As for traditions, I’m still working on that! I plan to keep thinking about and researching this topic in the weeks to come and will hopefully have some good ideas before too long. (In case you are wondering, rituals are more routine in our daily lives, whereas traditions are more sporadic, and celebratory in nature.)
What about you, reader? Do you have a fond memory of a special family ritual or tradition. What rituals/traditions are you currently practicing? I would love to hear from you. Who knows, you might inspire someone else with your idea!
****Update**** Want to see what our newest ritual of Family Blanket Time looked like? Check it out here.
And now, on to part deux of this post-recipe development! I have shared some recipes with you so far, but mostly in the form of a link to the original recipe from another blogger. Well, I’m very excited to share a His Girl Friday original recipe with you! What’s more, it answers a question that I am frequently asked: “how the heck do you cook quinoa?” So, without further adieu, I give you, Southwestern Quinoa Bake, sure to satisfy and delight.
Southwestern Quinoa Bake
1 C uncooked Quinoa, rinsed (I like the tri-colored blend)
2 C broth (vegetable or chicken)
1 TB olive oil or coconut oil
3-4 cloves garlic, minced
1 small onion, chopped
1 yellow or orange bell pepper, diced
1 zuchinni, chopped
1 yellow squash, chopped
handfull of cilantro, chopped (1/2 -1 C)
1 can corn, rinsed
2 cans of black beans, rinsed
2-3 peppers in Adobo sauce, diced (I only used 2 so that it wouldn’t be too spicy for my toddler)
2 C taco sauce (use the heat level of your choice)
2 TB lime juice
1 teaspoon ground cumin
1 tablespoon chili powder
Salt and pepper, to taste
2 C Monterey Jack cheese, divided
Preheat oven to 350° and grease a baking dish.
Bring broth and quinoa to a boil in a stock pan. Reduce heat to a simmer, cover and cook until all water is absorbed (10-15 minutes) When it is done, the quinoa will have a translucent ring around the edge.
Saute the onion, garlic and peppers in the oil for about 5 minutes, or until the onions are soft. (I like to saute everything in my cast iron skillet to give the veggies a seared flavor.) Add the zuccini and squash and cook an additional 5 minutes.

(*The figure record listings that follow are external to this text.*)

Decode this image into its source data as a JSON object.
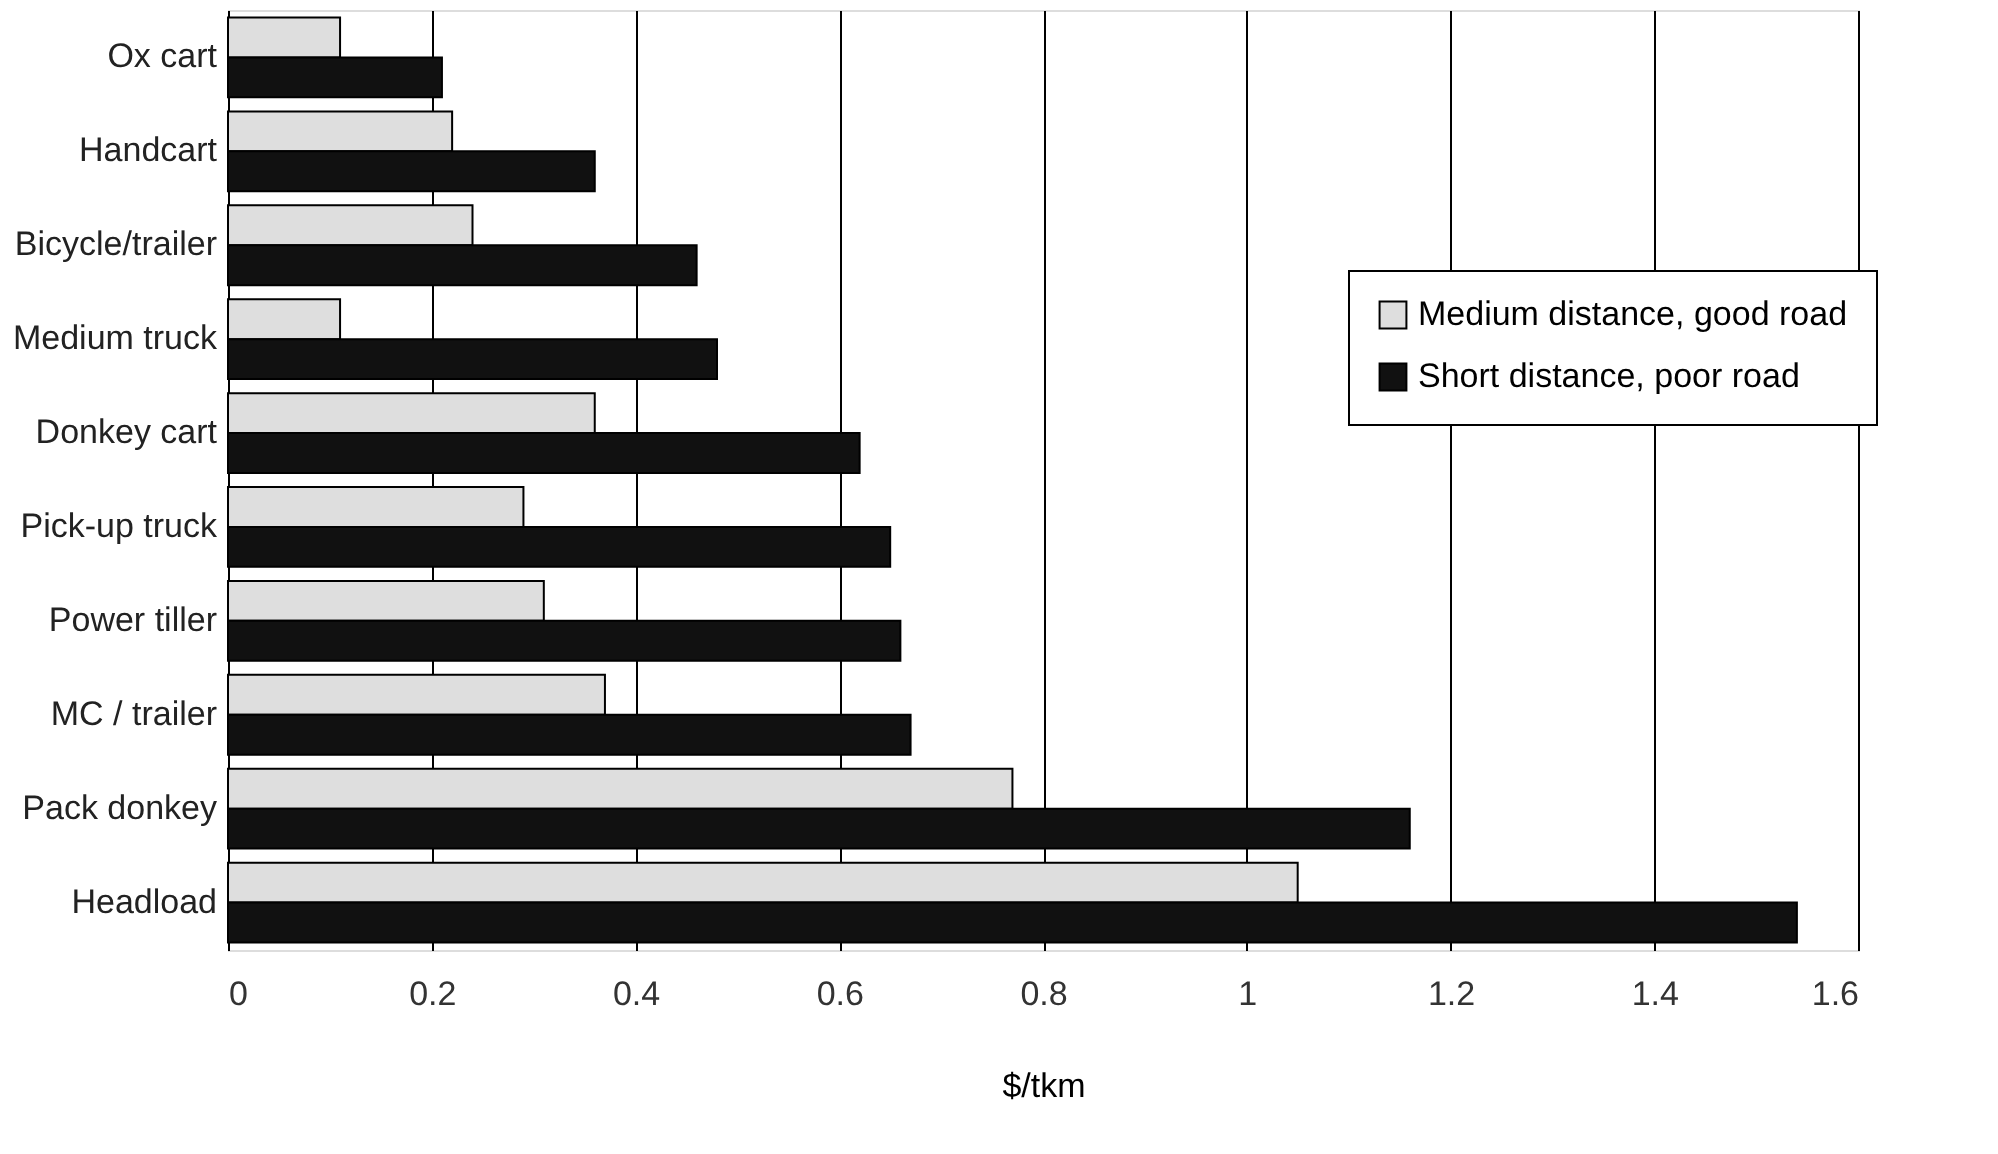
{
  "chart_data": {
    "type": "bar",
    "orientation": "horizontal",
    "xlabel": "$/tkm",
    "categories": [
      "Ox cart",
      "Handcart",
      "Bicycle/trailer",
      "Medium truck",
      "Donkey cart",
      "Pick-up truck",
      "Power tiller",
      "MC / trailer",
      "Pack donkey",
      "Headload"
    ],
    "series": [
      {
        "name": "Medium distance, good road",
        "color": "#dedede",
        "values": [
          0.11,
          0.22,
          0.24,
          0.11,
          0.36,
          0.29,
          0.31,
          0.37,
          0.77,
          1.05
        ]
      },
      {
        "name": "Short distance, poor road",
        "color": "#111111",
        "values": [
          0.21,
          0.36,
          0.46,
          0.48,
          0.62,
          0.65,
          0.66,
          0.67,
          1.16,
          1.54
        ]
      }
    ],
    "xlim": [
      0,
      1.6
    ],
    "xticks": [
      0,
      0.2,
      0.4,
      0.6,
      0.8,
      1,
      1.2,
      1.4,
      1.6
    ],
    "grid": "x",
    "legend": "right"
  }
}
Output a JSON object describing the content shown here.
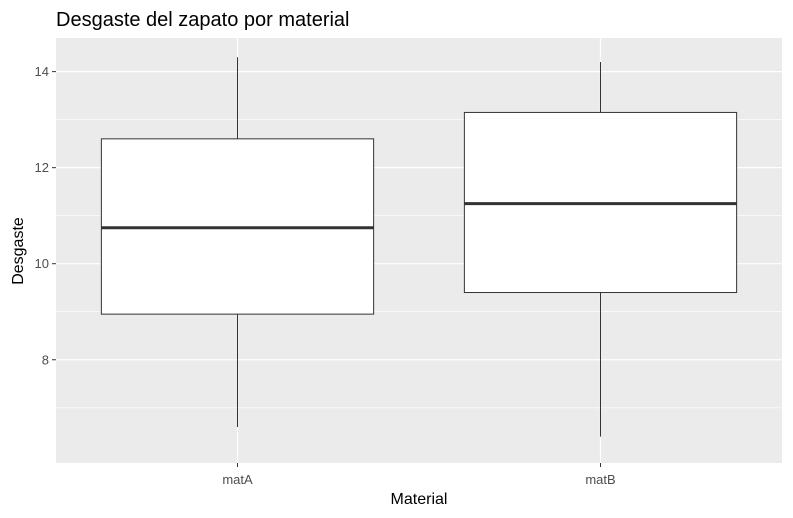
{
  "chart_data": {
    "type": "boxplot",
    "title": "Desgaste del zapato por material",
    "xlabel": "Material",
    "ylabel": "Desgaste",
    "categories": [
      "matA",
      "matB"
    ],
    "boxes": [
      {
        "category": "matA",
        "min": 6.6,
        "q1": 8.95,
        "median": 10.75,
        "q3": 12.6,
        "max": 14.3
      },
      {
        "category": "matB",
        "min": 6.4,
        "q1": 9.4,
        "median": 11.25,
        "q3": 13.15,
        "max": 14.2
      }
    ],
    "ylim": [
      5.85,
      14.7
    ],
    "yticks": [
      8,
      10,
      12,
      14
    ],
    "grid": true,
    "colors": {
      "panel": "#EBEBEB",
      "grid": "#FFFFFF",
      "box_fill": "#FFFFFF",
      "box_line": "#333333"
    }
  }
}
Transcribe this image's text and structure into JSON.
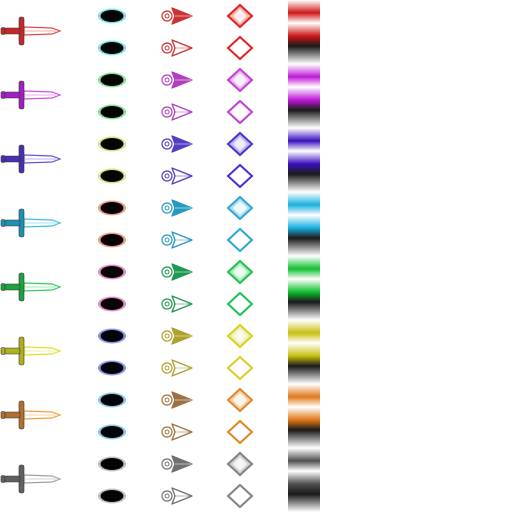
{
  "sprite_sheet": {
    "variants": [
      {
        "name": "red",
        "blade": "#e24a4a",
        "handle": "#c22a2a",
        "arrow": "#cc3333",
        "gem": "#dd2222",
        "orb_rim": "#1ec8d8",
        "stripe": "#d01818"
      },
      {
        "name": "magenta",
        "blade": "#d050e0",
        "handle": "#a020c0",
        "arrow": "#b040c0",
        "gem": "#c040d0",
        "orb_rim": "#30d030",
        "stripe": "#c018d8"
      },
      {
        "name": "violet",
        "blade": "#6a50e0",
        "handle": "#4a30b0",
        "arrow": "#5040c0",
        "gem": "#4a30d0",
        "orb_rim": "#b0d020",
        "stripe": "#3a10c0"
      },
      {
        "name": "cyan",
        "blade": "#40c0e0",
        "handle": "#2090b0",
        "arrow": "#2898c0",
        "gem": "#2aa8d0",
        "orb_rim": "#e05030",
        "stripe": "#18b0e0"
      },
      {
        "name": "green",
        "blade": "#30d060",
        "handle": "#20a040",
        "arrow": "#209850",
        "gem": "#20c050",
        "orb_rim": "#e030a0",
        "stripe": "#10c030"
      },
      {
        "name": "yellow",
        "blade": "#e0e030",
        "handle": "#b0b020",
        "arrow": "#b0a030",
        "gem": "#d8d020",
        "orb_rim": "#3040e0",
        "stripe": "#c8c010"
      },
      {
        "name": "orange",
        "blade": "#f0a040",
        "handle": "#b07030",
        "arrow": "#a07040",
        "gem": "#e08820",
        "orb_rim": "#30a0e0",
        "stripe": "#e07818"
      },
      {
        "name": "gray",
        "blade": "#a0a0a0",
        "handle": "#606060",
        "arrow": "#707070",
        "gem": "#808080",
        "orb_rim": "#909090",
        "stripe": "#505050"
      }
    ]
  }
}
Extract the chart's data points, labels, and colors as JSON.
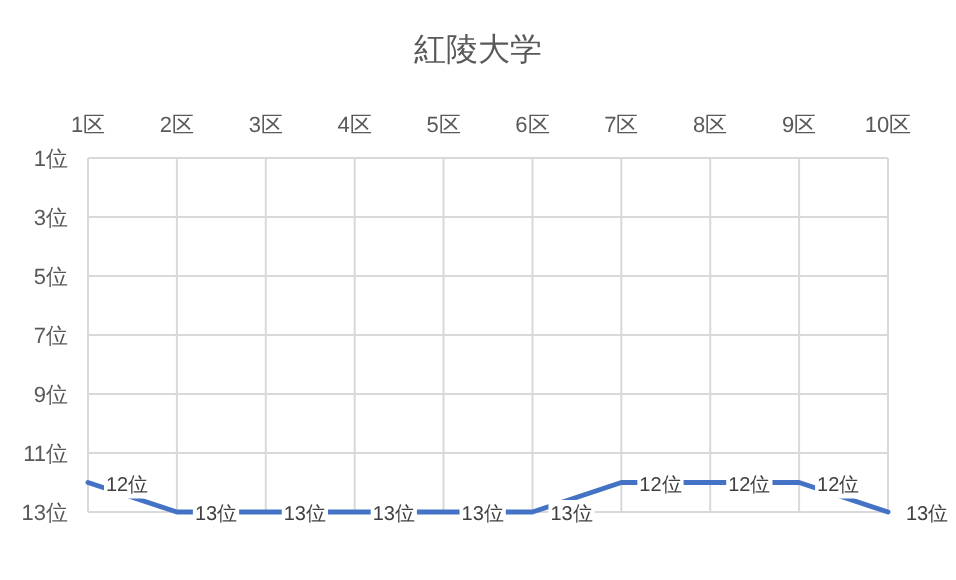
{
  "chart_data": {
    "type": "line",
    "title": "紅陵大学",
    "categories": [
      "1区",
      "2区",
      "3区",
      "4区",
      "5区",
      "6区",
      "7区",
      "8区",
      "9区",
      "10区"
    ],
    "series": [
      {
        "color": "#4472c4",
        "values": [
          12,
          13,
          13,
          13,
          13,
          13,
          12,
          12,
          12,
          13
        ],
        "value_labels": [
          "12位",
          "13位",
          "13位",
          "13位",
          "13位",
          "13位",
          "12位",
          "12位",
          "12位",
          "13位"
        ]
      }
    ],
    "ylim": [
      13,
      1
    ],
    "yticks": [
      {
        "value": 1,
        "label": "1位"
      },
      {
        "value": 3,
        "label": "3位"
      },
      {
        "value": 5,
        "label": "5位"
      },
      {
        "value": 7,
        "label": "7位"
      },
      {
        "value": 9,
        "label": "9位"
      },
      {
        "value": 11,
        "label": "11位"
      },
      {
        "value": 13,
        "label": "13位"
      }
    ],
    "grid": true
  }
}
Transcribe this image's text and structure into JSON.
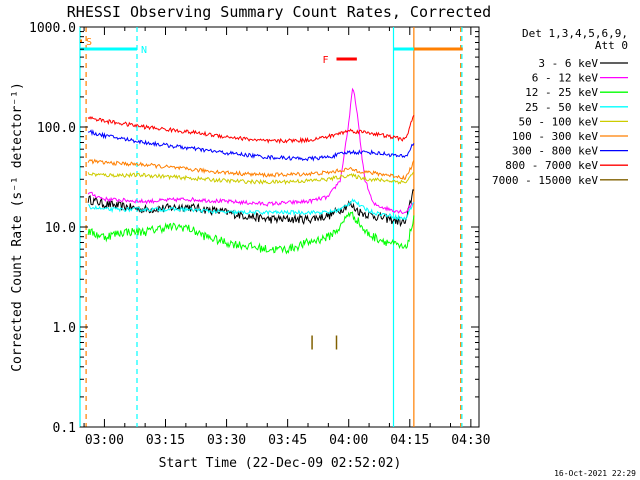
{
  "chart_data": {
    "type": "line",
    "title": "RHESSI Observing Summary Count Rates, Corrected",
    "xlabel": "Start Time (22-Dec-09 02:52:02)",
    "ylabel": "Corrected Count Rate (s⁻¹ detector⁻¹)",
    "ylog": true,
    "ylim": [
      0.1,
      1000.0
    ],
    "xlim_minutes": [
      -6,
      92
    ],
    "x_ticks": [
      {
        "label": "03:00",
        "minutes": 0
      },
      {
        "label": "03:15",
        "minutes": 15
      },
      {
        "label": "03:30",
        "minutes": 30
      },
      {
        "label": "03:45",
        "minutes": 45
      },
      {
        "label": "04:00",
        "minutes": 60
      },
      {
        "label": "04:15",
        "minutes": 75
      },
      {
        "label": "04:30",
        "minutes": 90
      }
    ],
    "y_ticks": [
      {
        "label": "0.1",
        "value": 0.1
      },
      {
        "label": "1.0",
        "value": 1.0
      },
      {
        "label": "10.0",
        "value": 10.0
      },
      {
        "label": "100.0",
        "value": 100.0
      },
      {
        "label": "1000.0",
        "value": 1000.0
      }
    ],
    "legend_header": [
      "Det 1,3,4,5,6,9,",
      "Att 0"
    ],
    "legend_placement": "right",
    "series": [
      {
        "name": "3 - 6 keV",
        "color": "#000000",
        "x": [
          -4,
          0,
          10,
          20,
          30,
          40,
          45,
          50,
          55,
          58,
          60,
          63,
          66,
          70,
          74,
          76
        ],
        "y": [
          19,
          17,
          15,
          16,
          14,
          12,
          12,
          12,
          13,
          15,
          17,
          14,
          13,
          12,
          11,
          25
        ]
      },
      {
        "name": "6 - 12 keV",
        "color": "#ff00ff",
        "x": [
          -4,
          0,
          10,
          20,
          30,
          40,
          50,
          55,
          58,
          60,
          61,
          62,
          63,
          64,
          66,
          70,
          74,
          76
        ],
        "y": [
          22,
          19,
          18,
          19,
          18,
          17,
          18,
          20,
          30,
          110,
          250,
          150,
          60,
          30,
          17,
          15,
          14,
          18
        ]
      },
      {
        "name": "12 - 25 keV",
        "color": "#00ff00",
        "x": [
          -4,
          0,
          5,
          10,
          15,
          20,
          25,
          30,
          40,
          45,
          50,
          55,
          58,
          60,
          62,
          64,
          66,
          70,
          74,
          76
        ],
        "y": [
          9,
          8,
          9,
          9,
          10,
          10,
          8,
          7,
          6,
          6,
          7,
          8,
          10,
          14,
          12,
          9,
          8,
          7,
          6,
          12
        ]
      },
      {
        "name": "25 - 50 keV",
        "color": "#00ffff",
        "x": [
          -4,
          0,
          10,
          20,
          30,
          40,
          50,
          55,
          58,
          60,
          61,
          63,
          66,
          70,
          74,
          76
        ],
        "y": [
          16,
          15,
          15,
          15,
          14,
          14,
          14,
          14,
          15,
          17,
          19,
          16,
          14,
          13,
          12,
          18
        ]
      },
      {
        "name": "50 - 100 keV",
        "color": "#cccc00",
        "x": [
          -4,
          0,
          10,
          20,
          30,
          40,
          50,
          55,
          60,
          65,
          70,
          74,
          76
        ],
        "y": [
          34,
          33,
          33,
          31,
          29,
          28,
          29,
          30,
          33,
          30,
          29,
          28,
          35
        ]
      },
      {
        "name": "100 - 300 keV",
        "color": "#ff7f00",
        "x": [
          -4,
          0,
          10,
          20,
          30,
          40,
          50,
          55,
          60,
          65,
          70,
          74,
          76
        ],
        "y": [
          46,
          44,
          42,
          38,
          35,
          33,
          34,
          35,
          38,
          35,
          33,
          31,
          45
        ]
      },
      {
        "name": "300 - 800 keV",
        "color": "#0000ff",
        "x": [
          -4,
          0,
          10,
          20,
          30,
          40,
          50,
          55,
          60,
          65,
          70,
          74,
          76
        ],
        "y": [
          90,
          82,
          70,
          62,
          55,
          50,
          48,
          50,
          56,
          56,
          53,
          50,
          70
        ]
      },
      {
        "name": "800 - 7000 keV",
        "color": "#ff0000",
        "x": [
          -4,
          0,
          10,
          20,
          30,
          40,
          50,
          55,
          60,
          65,
          70,
          74,
          76
        ],
        "y": [
          125,
          115,
          100,
          90,
          80,
          72,
          74,
          80,
          92,
          88,
          80,
          75,
          135
        ]
      },
      {
        "name": "7000 - 15000 keV",
        "color": "#806000",
        "ticks_x": [
          51,
          57
        ],
        "value": 0.7
      }
    ],
    "flag_bars": [
      {
        "label": "S",
        "color": "#ff7f00",
        "x_start": -6,
        "x_end": -5.5
      },
      {
        "label": "N",
        "color": "#00ffff",
        "x_start": -6,
        "x_end": 8
      },
      {
        "label": "F",
        "color": "#ff0000",
        "x_start": 57,
        "x_end": 62
      },
      {
        "label": "",
        "color": "#00ffff",
        "x_start": 71,
        "x_end": 88
      },
      {
        "label": "",
        "color": "#ff7f00",
        "x_start": 76,
        "x_end": 88
      }
    ],
    "vertical_markers": [
      {
        "color": "#ff7f00",
        "style": "dashed",
        "x": -4.5
      },
      {
        "color": "#00ffff",
        "style": "solid",
        "x": -6
      },
      {
        "color": "#00ffff",
        "style": "dashed",
        "x": 8
      },
      {
        "color": "#00ffff",
        "style": "solid",
        "x": 71
      },
      {
        "color": "#ff7f00",
        "style": "solid",
        "x": 76
      },
      {
        "color": "#ff7f00",
        "style": "dashed",
        "x": 87.5
      },
      {
        "color": "#00ffff",
        "style": "dashed",
        "x": 87.8
      }
    ]
  },
  "footer_date": "16-Oct-2021 22:29"
}
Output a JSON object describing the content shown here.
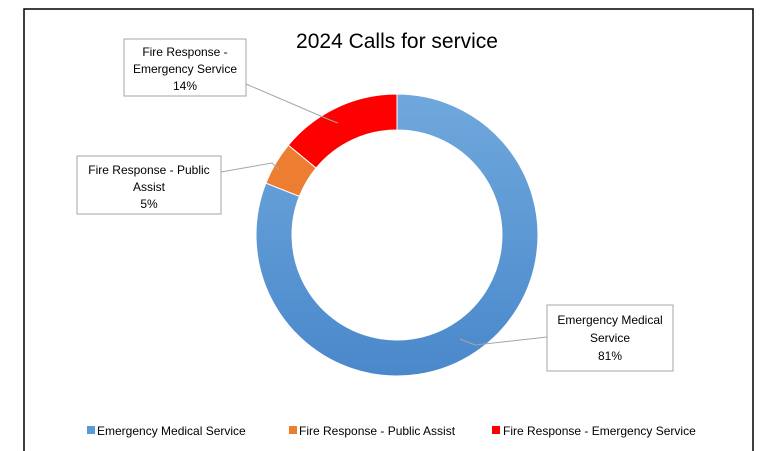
{
  "chart_data": {
    "type": "doughnut",
    "title": "2024 Calls for service",
    "slices": [
      {
        "label": "Emergency Medical Service",
        "value": 81,
        "display": "81%",
        "color": "#5B9BD5",
        "callout": [
          "Emergency Medical",
          "Service",
          "81%"
        ]
      },
      {
        "label": "Fire Response - Public Assist",
        "value": 5,
        "display": "5%",
        "color": "#ED7D31",
        "callout": [
          "Fire Response - Public",
          "Assist",
          "5%"
        ]
      },
      {
        "label": "Fire Response - Emergency Service",
        "value": 14,
        "display": "14%",
        "color": "#FF0000",
        "callout": [
          "Fire Response -",
          "Emergency Service",
          "14%"
        ]
      }
    ],
    "legend": {
      "position": "bottom",
      "items": [
        "Emergency Medical Service",
        "Fire Response - Public Assist",
        "Fire Response - Emergency Service"
      ]
    }
  }
}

Remove from heat, stir in the remaining ingredients, including 1 1/2 C cheese. If you are cooking in a cast iron skillet and plan to use in the oven as well, top with the remaining 1/2 C cheese. Otherwise, pour into your previously prepared dish, top with remaining 1/2 C cheese.
Cover and bake for 20 minutes, or until heated through, then remove the cover and cook for 10 minutes more, to allow the cheese to brown slightly.
Top with lettuce, avocado green onions, additional cheese or sour cream. Enjoy!
*This recipe can be made without the cheese, just skip that last 10 minutes of cooking. It will be done when it is heated through.
*Quinoa is a nutritional powerhouse: it makes for a tasty side, but because quinoa is a complete protein and because this recipes includes beans and veggies, it also makes for a great one-pot meal! This recipe is also excellent as a vegetarian alternative to taco meat. Use in place of ground beef on nachos. Yum!